Three things to put in place before you trust an agent with anything real:
- Log every tool call. Inputs, outputs, and the model's stated reasoning. When something goes wrong, this is your black box recorder.
- Run on a fixed eval set. A folder of sample inputs and expected outputs. Every prompt change gets re-run against it — you'd be surprised how often a "small tweak" regresses an edge case.
- Put irreversible actions behind confirmations.Sending email, deleting data, spending money — these should either require human approval or be locked behind a hard-coded allowlist until the agent has earned trust.

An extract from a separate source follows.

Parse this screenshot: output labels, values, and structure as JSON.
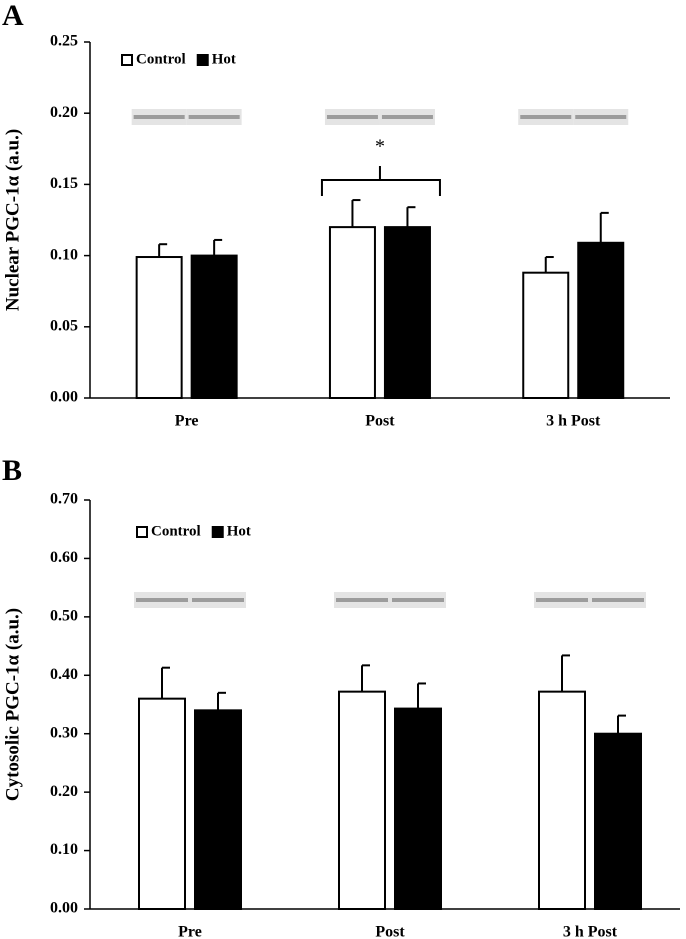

The Shortcut: Start from a Playbook
You can absolutely build all of this from first principles — and you should, at least once, to understand the moving parts. But for real projects, starting from a battle-tested template is faster and less error-prone. Each of the playbooks below gives you a CLAUDE.md, a project layout, and the prompt patterns that work, so you can skip the boilerplate and get to the interesting parts.
AI Agent Builder
Scaffold a custom agent from a plain-English description.
MCP Server Builder
Expose your own tools to any AI agent via MCP.
Parallel Task Agents
Run multiple sub-agents concurrently and merge results.
Where to Go Next
Once your first agent is running, the next ninety percent of the work is iteration: tightening the prompt, adding tools as new edge cases appear, trimming the ones the agent never uses. Treat the CLAUDE.md like a living document — every bug you hit is a line you should add so the agent doesn't hit it again.
The agents that end up valuable aren't usually the most ambitious ones. They're the ones with a narrow job, clear boundaries, and a prompt that's been refined through a hundred real runs. Start small, ship it, and let the scope grow from there.